Projet de loi 22.20: oui à la régulation, non à la capture
Il n’est pas de liberté sans obligation correspondante qui pose des limites – limites qui au demeurant ne sont pas forcément liberticides.
Nous savons qu’en offrant une chambre d‘écho qui aligne le propos le plus insane à la réflexion la mieux assise, les réseaux sociaux sont susceptibles du meilleur comme du pire. Mais parce qu’ils font désormais partie de notre quotidien et forment un élément central de notre condition, ils méritent une réponse à la hauteur de la complexité des redoutables questions que leur usage soulève.
Dans son contenu comme dans le traitement qui lui a été réservé, le projet de loi sur les réseaux sociaux piétine allègrement la nuance en posant sans discernement des limites ouvertement liberticides à l’expression publique. Mais ce n’est pas tout. Il offre à l’occasion un boulevard au mélange des genres en brouillant davantage la ligne de partage qui doit séparer les intérêts privés de l’intérêt général.
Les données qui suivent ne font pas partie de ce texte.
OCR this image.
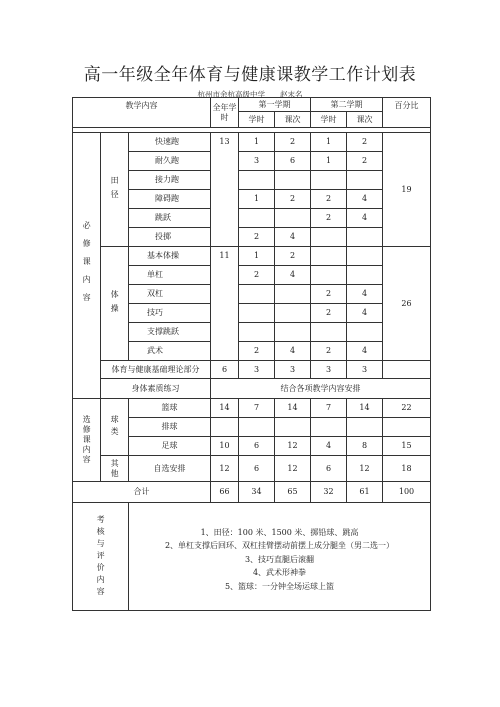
高一年级全年体育与健康课教学工作计划表
杭州市余杭高级中学　　赵末名
教学内容			全年学时	第一学期		第二学期		百分比
				学时	课次	学时	课次	

必修课内容	田径	快速跑	13	1	2	1	2	19
		耐久跑		3	6	1	2	
		接力跑						
		障碍跑		1	2	2	4	
		跳跃				2	4	
		投掷		2	4			
	体操	基本体操	11	1	2			26
		单杠		2	4			
		双杠				2	4	
		技巧				2	4	
		支撑跳跃						
		武术		2	4	2	4	
	体育与健康基础理论部分		6	3	3	3	3	
	身体素质练习		结合各项教学内容安排					
选修课内容	球类	篮球	14	7	14	7	14	22
		排球						
		足球	10	6	12	4	8	15
	其他	自选安排	12	6	12	6	12	18
合计			66	34	65	32	61	100
考核与评价内容		1、田径：100 米、1500 米、掷铅球、跳高
2、单杠支撑后回环、双杠挂臂摆动前摆上成分腿坐（男二选一）
3、技巧直腿后滚翻
4、武术形神拳
5、篮球：一分钟全场运球上篮						
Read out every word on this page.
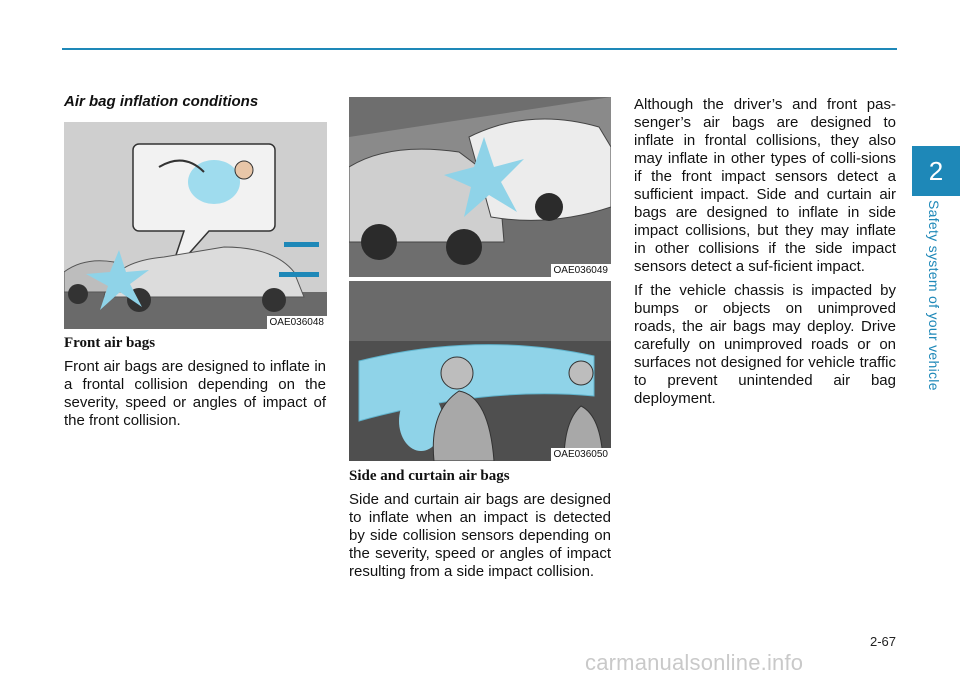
Air bag inflation conditions
OAE036048
Front air bags
Front air bags are designed to inflate in a frontal collision depending on the severity, speed or angles of impact of the front collision.
OAE036049
OAE036050
Side and curtain air bags
Side and curtain air bags are designed to inflate when an impact is detected by side collision sensors depending on the severity, speed or angles of impact resulting from a side impact collision.

Although the driver’s and front pas-senger’s air bags are designed to inflate in frontal collisions, they also may inflate in other types of colli-sions if the front impact sensors detect a sufficient impact. Side and curtain air bags are designed to inflate in side impact collisions, but they may inflate in other collisions if the side impact sensors detect a suf-ficient impact.

If the vehicle chassis is impacted by bumps or objects on unimproved roads, the air bags may deploy. Drive carefully on unimproved roads or on surfaces not designed for vehicle traffic to prevent unintended air bag deployment.

2
Safety system of your vehicle
2-67
carmanualsonline.info
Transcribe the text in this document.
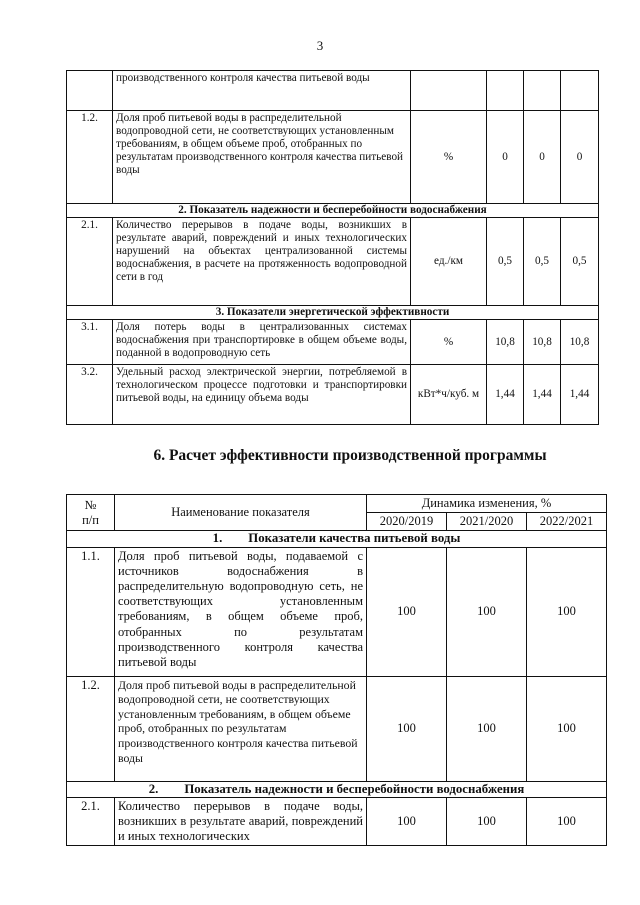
3
	производственного контроля качества питьевой воды				
1.2.	Доля проб питьевой воды в распределительной водопроводной сети, не соответствующих установленным требованиям, в общем объеме проб, отобранных по результатам производственного контроля качества питьевой воды	%	0	0	0
2. Показатель надежности и бесперебойности водоснабжения					
2.1.	Количество перерывов в подаче воды, возникших в результате аварий, повреждений и иных технологических нарушений на объектах централизованной системы водоснабжения, в расчете на протяженность водопроводной сети в год	ед./км	0,5	0,5	0,5
3. Показатели энергетической эффективности					
3.1.	Доля потерь воды в централизованных системах водоснабжения при транспортировке в общем объеме воды, поданной в водопроводную сеть	%	10,8	10,8	10,8
3.2.	Удельный расход электрической энергии, потребляемой в технологическом процессе подготовки и транспортировки питьевой воды, на единицу объема воды	кВт*ч/куб. м	1,44	1,44	1,44
6. Расчет эффективности производственной программы
№
п/п	Наименование показателя	Динамика изменения, %		
		2020/2019	2021/2020	2022/2021
1. Показатели качества питьевой воды				
1.1.	Доля проб питьевой воды, подаваемой с источников водоснабжения в распределительную водопроводную сеть, не соответствующих установленным требованиям, в общем объеме проб, отобранных по результатам производственного контроля качества питьевой воды	100	100	100
1.2.	Доля проб питьевой воды в распределительной водопроводной сети, не соответствующих установленным требованиям, в общем объеме проб, отобранных по результатам производственного контроля качества питьевой воды	100	100	100
2. Показатель надежности и бесперебойности водоснабжения				
2.1.	Количество перерывов в подаче воды, возникших в результате аварий, повреждений и иных технологических	100	100	100
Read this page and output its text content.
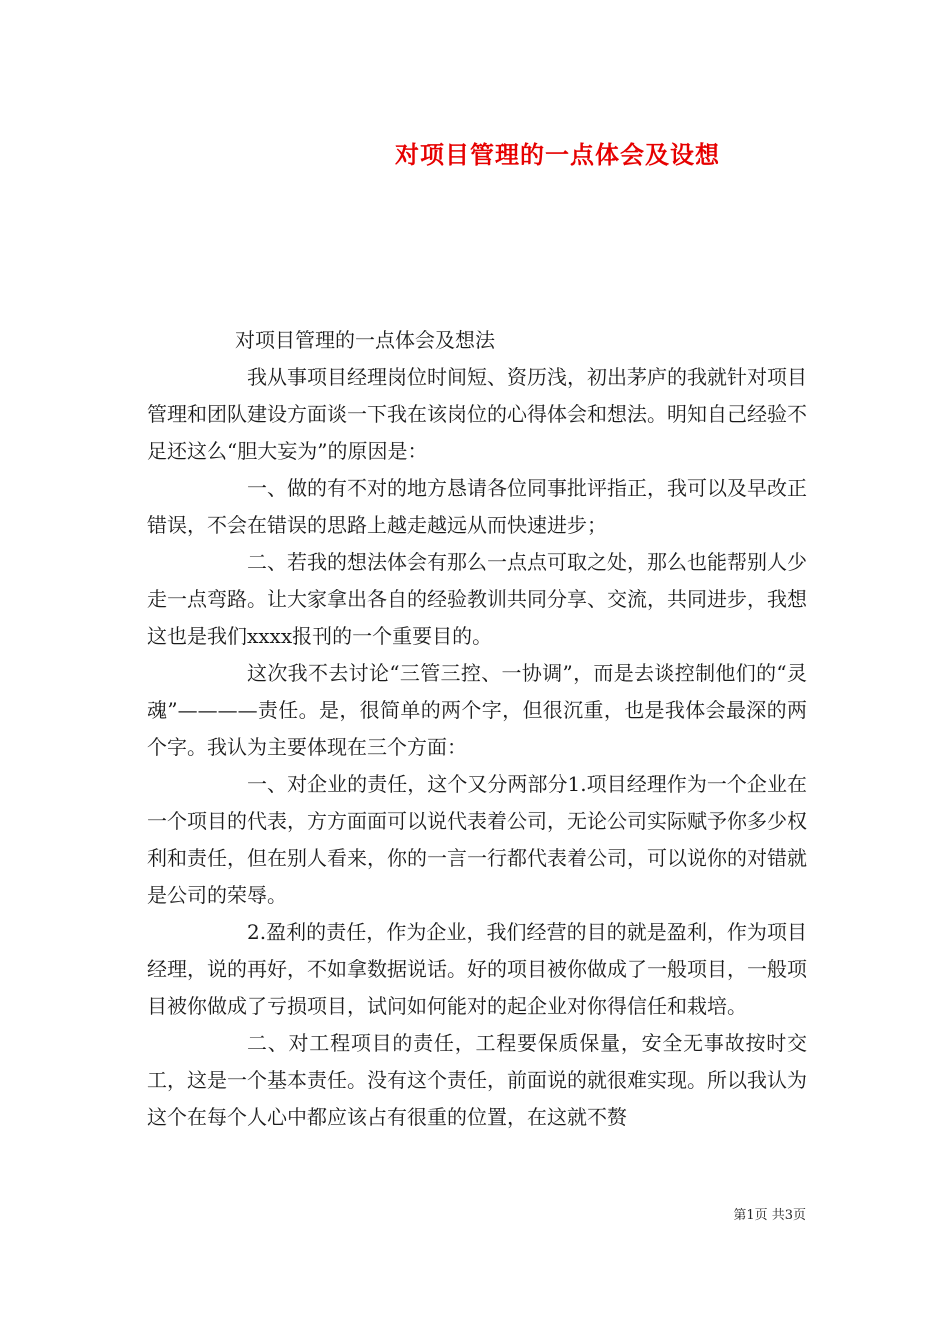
对项目管理的一点体会及设想

对项目管理的一点体会及想法

我从事项目经理岗位时间短、资历浅，初出茅庐的我就针对项目管理和团队建设方面谈一下我在该岗位的心得体会和想法。明知自己经验不足还这么“胆大妄为”的原因是：

一、做的有不对的地方恳请各位同事批评指正，我可以及早改正错误，不会在错误的思路上越走越远从而快速进步；

二、若我的想法体会有那么一点点可取之处，那么也能帮别人少走一点弯路。让大家拿出各自的经验教训共同分享、交流，共同进步，我想这也是我们xxxx报刊的一个重要目的。

这次我不去讨论“三管三控、一协调”，而是去谈控制他们的“灵魂”————责任。是，很简单的两个字，但很沉重，也是我体会最深的两个字。我认为主要体现在三个方面：

一、对企业的责任，这个又分两部分1.项目经理作为一个企业在一个项目的代表，方方面面可以说代表着公司，无论公司实际赋予你多少权利和责任，但在别人看来，你的一言一行都代表着公司，可以说你的对错就是公司的荣辱。

2.盈利的责任，作为企业，我们经营的目的就是盈利，作为项目经理，说的再好，不如拿数据说话。好的项目被你做成了一般项目，一般项目被你做成了亏损项目，试问如何能对的起企业对你得信任和栽培。

二、对工程项目的责任，工程要保质保量，安全无事故按时交工，这是一个基本责任。没有这个责任，前面说的就很难实现。所以我认为这个在每个人心中都应该占有很重的位置，在这就不赘

第1页 共3页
En somme, et à un besoin réel de protection de notre société et de nos institutions contre les tentatives de manipulation et de déstabilisation qu’entraîne la prolifération des discours haineux et autres fake news sur les réseaux, ce brouillon de projet apporte une réponse qui trahit le dessein, non d’en réguler les usages dans le respect des libertés mais de comprimer ces dernières tout en ouvrant simultanément la voie à une capture de l’intérêt général.
Là où l’on attend de la loi qu’elle fasse oeuvre de pédagogie dans ses motifs et de fermeté dans son application pour accompagner l’émergence d’une citoyenneté numérique responsable, le texte en question nous éloigne de cette perspective.
Incompréhensible du point de vue de l’esprit et de la lettre de nos institutions, c’est peu dire que dans la conjoncture actuelle ce texte est politiquement irrecevable. Deux raisons à cela :
La première déconcerte par ce qu’elle révèle. Feindre de déplorer la «fuite» somme toute banale d’un texte à l’état de projet est la réponse un peu courte qui détourne de l’essentiel. Car l’essentiel est de commencer par s’inquiéter de ce qu’un projet de loi puisse encore aujourd’hui être rédigé dans ces termes ! Autrement dit, comment une telle version du projet peut encore en 2020 franchir les étapes préalables de sa mise à l’agenda des délibérations du conseil de gouvernement ? C’est plus sûrement du côté de la réponse à cette question qu’il faut chercher la réalité de notre condition politico-administrative.
La deuxième raison sidère par sa portée potentielle. Une chose est de contrevenir en temps normal aux principes de liberté dont par ailleurs on se gausse. Une autre est de prendre le risque de contrarier l’élan national qui nous réunit aujourd’hui, en donnant le sentiment de surfer maladroitement et outrancièrement sur la demande de protection qui, par gros temps, excède naturellement la demande de liberté. A moins bien sûr que l’effet de séduction que semble exercer l’efficacité des méthodes autoritaires asiatiques dans la gestion des crises, n’en vienne à être érigé en nouveau référent idéologique. Dans pareil cas, c’est de constitution qu’il nous faut d’abord changer. Mais je crois savoir que pour l’heure, d’autres priorités nous attendent.